Va in scena la Grosse Koalition della noia
L'onorevole-corridore Maurizio Lupi arriva ad Aosta con il fiatone: per partecipare alla serata, organizzata ieri sera, lunedì 1° marzo, a Palazzo Regionale dal "Comitato per la sussidiarietà" di Valerio Lancerotto, il futuro partecipante alla maratona di New York ha dovuto abbandonare in fretta e furia Milano e la grana liste PdL nel capoluogo lombardo
Il vice-presidente della Camera dei deputati è accolto da un applauso preventivo della sala e dal catastrofismo di Antonio Fosson, senatore della Valle d'Aosta, che esprime solidarietà all'amico ciellino evocando un "rischio di guerra civile" causato dalla mancata presentazione delle liste PdL.
Il tema della serata è distante sia dalla campagna per le regionali di marzo, sia dalle comunali valdostane di maggio. Ma i relatori presenti mettono insieme la "Grossissime Koalition" che va dal PD al PdL passando per l'UV, generando un clima irreale di "volemose bene". Invitati a parlare del concetto di bene comune in politica, gli amministratori presenti non giungono ad un denominatore comune delle proprie idee, e anzi la serata si trascina stancamente.
Fosson prosegue nel suo surreale catastrofismo, proponendo un concetto legato all'armonia: "Quando si lavora bene assieme, senza un fuoco di fila incrociato tra i due schieramenti, le caserme dei Carabinieri restano chiuse". Un'idea da "anni di piombo all'incontrario", in cui partiti e movimenti sotterrino l'ascia di guerra per "rispondere al monito del presidente Napolitano, che invoca il dialogo ormai inascoltato".
Diversa l'idea espressa dal segretario regionale del PD, Raimondo Donzel, che vede il bene comune nella "politica dei mercati": "Un politico deve sempre dialogare con i cittadini per raggiungere il bene comune ed è inutile passare delle serate chiusi nelle nostre sedi a raccontarcela addosso". Donzel sfodera poi, per non essere da meno dei correlatori, Papi e Santi, indottrinando la platea e invocando il suo cavallo di battaglia, l'opposizione costruttiva.

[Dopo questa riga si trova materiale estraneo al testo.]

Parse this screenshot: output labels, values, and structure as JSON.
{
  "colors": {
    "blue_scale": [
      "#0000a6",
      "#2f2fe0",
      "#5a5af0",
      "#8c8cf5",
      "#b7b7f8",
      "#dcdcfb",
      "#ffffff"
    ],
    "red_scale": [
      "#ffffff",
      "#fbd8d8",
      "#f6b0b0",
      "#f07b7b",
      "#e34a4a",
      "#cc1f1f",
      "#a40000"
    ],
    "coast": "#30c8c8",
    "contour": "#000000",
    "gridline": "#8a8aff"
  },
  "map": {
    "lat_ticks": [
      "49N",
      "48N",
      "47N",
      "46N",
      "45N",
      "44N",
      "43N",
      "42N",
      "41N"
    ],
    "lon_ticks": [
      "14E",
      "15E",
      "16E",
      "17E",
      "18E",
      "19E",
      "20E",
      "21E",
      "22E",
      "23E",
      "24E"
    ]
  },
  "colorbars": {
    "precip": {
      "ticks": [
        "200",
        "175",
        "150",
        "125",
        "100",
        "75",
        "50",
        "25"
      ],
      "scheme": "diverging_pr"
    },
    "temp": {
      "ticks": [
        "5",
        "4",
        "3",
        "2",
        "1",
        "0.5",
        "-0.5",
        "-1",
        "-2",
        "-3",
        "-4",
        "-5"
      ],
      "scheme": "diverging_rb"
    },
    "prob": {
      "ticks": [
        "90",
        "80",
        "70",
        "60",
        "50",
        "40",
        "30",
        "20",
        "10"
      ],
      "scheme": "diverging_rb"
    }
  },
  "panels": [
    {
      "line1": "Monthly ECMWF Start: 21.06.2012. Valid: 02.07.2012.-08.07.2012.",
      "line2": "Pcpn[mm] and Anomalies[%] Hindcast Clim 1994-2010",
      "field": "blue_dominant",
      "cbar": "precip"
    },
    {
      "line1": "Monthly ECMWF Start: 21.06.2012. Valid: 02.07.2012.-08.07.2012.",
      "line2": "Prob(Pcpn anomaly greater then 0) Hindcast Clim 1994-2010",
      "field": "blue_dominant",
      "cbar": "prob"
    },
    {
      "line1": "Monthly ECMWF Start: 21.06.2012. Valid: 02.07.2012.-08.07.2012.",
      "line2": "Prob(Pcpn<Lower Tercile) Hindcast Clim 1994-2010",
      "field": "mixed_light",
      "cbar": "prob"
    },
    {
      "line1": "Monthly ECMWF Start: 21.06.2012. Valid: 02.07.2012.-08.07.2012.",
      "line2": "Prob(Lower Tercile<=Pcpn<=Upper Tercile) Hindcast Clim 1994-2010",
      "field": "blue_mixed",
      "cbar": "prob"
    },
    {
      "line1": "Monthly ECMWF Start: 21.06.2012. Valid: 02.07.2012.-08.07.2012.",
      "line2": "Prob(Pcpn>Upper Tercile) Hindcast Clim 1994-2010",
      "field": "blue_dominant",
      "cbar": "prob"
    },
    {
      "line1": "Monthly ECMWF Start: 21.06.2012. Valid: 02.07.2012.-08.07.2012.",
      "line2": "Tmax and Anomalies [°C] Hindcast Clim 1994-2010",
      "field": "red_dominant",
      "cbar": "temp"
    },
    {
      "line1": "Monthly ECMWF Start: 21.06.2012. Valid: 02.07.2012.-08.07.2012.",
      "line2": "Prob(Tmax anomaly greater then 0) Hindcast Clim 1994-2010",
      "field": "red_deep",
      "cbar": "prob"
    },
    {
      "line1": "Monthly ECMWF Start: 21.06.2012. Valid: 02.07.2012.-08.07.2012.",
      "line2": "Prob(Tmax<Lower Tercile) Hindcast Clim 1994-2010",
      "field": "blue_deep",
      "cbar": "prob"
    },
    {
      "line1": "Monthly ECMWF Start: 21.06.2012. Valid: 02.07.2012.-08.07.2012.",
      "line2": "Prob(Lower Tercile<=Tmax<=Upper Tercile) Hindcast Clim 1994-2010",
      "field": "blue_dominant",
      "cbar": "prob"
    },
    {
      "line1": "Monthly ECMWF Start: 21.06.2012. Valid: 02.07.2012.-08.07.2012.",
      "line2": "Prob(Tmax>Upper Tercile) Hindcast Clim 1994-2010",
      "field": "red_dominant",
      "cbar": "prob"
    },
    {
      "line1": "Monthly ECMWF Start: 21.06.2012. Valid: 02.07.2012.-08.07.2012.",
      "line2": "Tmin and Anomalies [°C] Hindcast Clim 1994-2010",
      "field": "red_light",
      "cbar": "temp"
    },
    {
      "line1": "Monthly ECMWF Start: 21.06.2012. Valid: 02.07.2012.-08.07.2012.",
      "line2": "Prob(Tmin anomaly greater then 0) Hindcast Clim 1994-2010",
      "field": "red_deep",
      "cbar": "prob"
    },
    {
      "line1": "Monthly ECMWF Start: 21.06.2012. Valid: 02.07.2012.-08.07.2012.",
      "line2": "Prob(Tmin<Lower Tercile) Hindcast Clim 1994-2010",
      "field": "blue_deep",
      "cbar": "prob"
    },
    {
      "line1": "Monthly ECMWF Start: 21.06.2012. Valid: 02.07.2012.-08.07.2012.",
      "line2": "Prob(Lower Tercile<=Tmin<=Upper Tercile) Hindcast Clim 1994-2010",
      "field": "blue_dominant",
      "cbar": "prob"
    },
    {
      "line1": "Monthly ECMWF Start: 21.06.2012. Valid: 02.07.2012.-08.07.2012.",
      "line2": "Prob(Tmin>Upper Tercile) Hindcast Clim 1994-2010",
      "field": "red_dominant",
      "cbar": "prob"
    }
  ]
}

Solo "Le Président" non cita Paolo VI, il cardinal Bertone o la dottrina sociale della Chiesa: risvegliatosi dal torpore degli interventi altrui, Augusto Rollandin spiega che nella sua "breve esperienza politica" trentennale, ha capito che "ognuno tira l'acqua al suo mulino, e per quel poco che ho letto la storia e la democrazia, è così da sempre". Rollandin propone quindi il suo realismo pragmatico: "Gli amministratori devono essere capaci di imparare tutti i giorni qualcosa, lo sforzo della democrazia è accettare il confronto". Il bene comune, insomma, è un concetto che non esiste. O forse va declinato ogni giorno nel quotidiano.
Donzel evoca un periodo di chiusura delle urne: "Non è possibile vivere in questa campagna elettorale permanente, per i politici diventa sempre più difficile dire la verità". Le comunali si avvicinano e le grandi manovre sono pronte, con il PD alla finestra: Donzel sembra voler allontanare lo spettro del voto.
Lupi risveglia la platea più per il tono di voce – quello di chi è abituato a dar contro al Santoro di turno alla tivù – citando in una gaffe rollandiniana storica "l'Imperatore, che nell'antichità era la democrazia" e invitando al dialogo bipartisan anti-nazista: "Il primo punto che deve accomunarci non è la soluzione finale". Lupi racconta brevemente la sua esperienza di amministratore locale, quando "essere assessore è il modo migliore per farsi dare contro da tutti i cittadini, nonostante anche io sia un cittadino milanese e lavori per il bene della mia città": e proprio per il bene di Milano, Lupi corre via presto, per cercare di mettere una pezza alla lista Formigoni.